Even if driverless cars killed more people than humans they would see mass adoption eventually. However they are subject to farr higher scrutiny than human drivers and even so make fewer mistakes, avoid accidents more frequently and can't get drunk, tired, angry, or distracted.

mejutoco 4 days ago | parent | next [-]

There is a fetish for technology that sometimes we are not aware of. On average there might be less accidents, but if specific accidents were preventable and now they happen, people will sue. And who will take the blame? The day the company takes the blame is the day self-driving exists IMO.

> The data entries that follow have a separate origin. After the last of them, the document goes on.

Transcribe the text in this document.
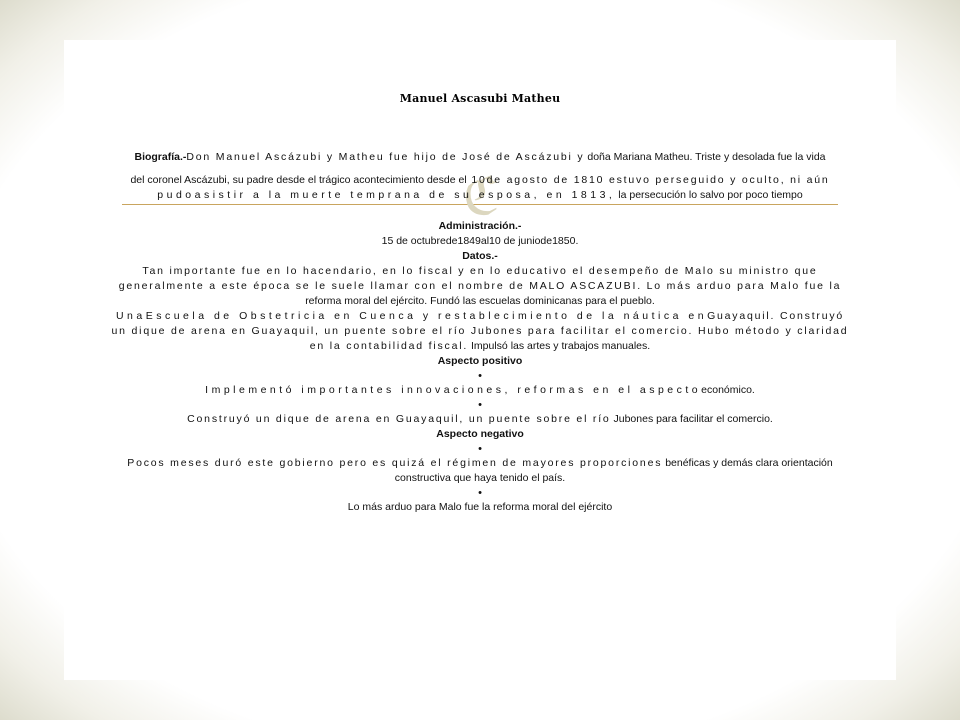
ℭ
Manuel Ascasubi Matheu

Biografía.-Don Manuel Ascázubi y Matheu fue hijo de José de Ascázubi y doña Mariana Matheu. Triste y desolada fue la vida

del coronel Ascázubi, su padre desde el trágico acontecimiento desde el 10de agosto de 1810 estuvo perseguido y oculto, ni aún
pudoasistir a la muerte temprana de su esposa, en 1813, la persecución lo salvo por poco tiempo

Administración.-

15 de octubrede1849al10 de juniode1850.

Datos.-

Tan importante fue en lo hacendario, en lo fiscal y en lo educativo el desempeño de Malo su ministro que generalmente a este época se le suele llamar con el nombre de MALO ASCAZUBI. Lo más arduo para Malo fue la reforma moral del ejército. Fundó las escuelas dominicanas para el pueblo.

UnaEscuela de Obstetricia en Cuenca y restablecimiento de la náutica enGuayaquil. Construyó un dique de arena en Guayaquil, un puente sobre el río Jubones para facilitar el comercio. Hubo método y claridad en la contabilidad fiscal. Impulsó las artes y trabajos manuales.

Aspecto positivo

•

Implementó importantes innovaciones, reformas en el aspectoeconómico.

•

Construyó un dique de arena en Guayaquil, un puente sobre el río Jubones para facilitar el comercio.

Aspecto negativo

•

Pocos meses duró este gobierno pero es quizá el régimen de mayores proporciones benéficas y demás clara orientación constructiva que haya tenido el país.

•

Lo más arduo para Malo fue la reforma moral del ejército
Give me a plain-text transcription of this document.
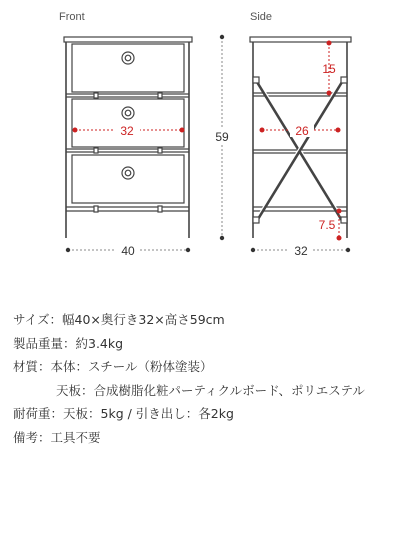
Front	Side
32
40
59
15
26
7.5
32
サイズ：幅40×奥行き32×高さ59cm
製品重量：約3.4kg
材質：本体：スチール（粉体塗装）
天板：合成樹脂化粧パーティクルボード、ポリエステル
耐荷重：天板：5kg / 引き出し：各2kg
備考：工具不要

notyourav 5 days ago | parent | prev [-]

A faulty break pad or an engine doesn’t take decisions that might endanger people. Self-driving cars do. They might also get hacked pretty thoroughly.

For the same reason, I’d probably never buy a home robot with more capabilities then a vacuum cleaner.

atleastoptimal 5 days ago | parent [-]

Current non-self-driving cars on the road can be hacked

https://www.wired.com/story/kia-web-vulnerability-vehicle-ha...

But even if they can theoretically be hacked, so far Waymos are still safer and more reliable than human drivers. The biggest danger someone has riding in one is someone destroying it for vindictive reasons.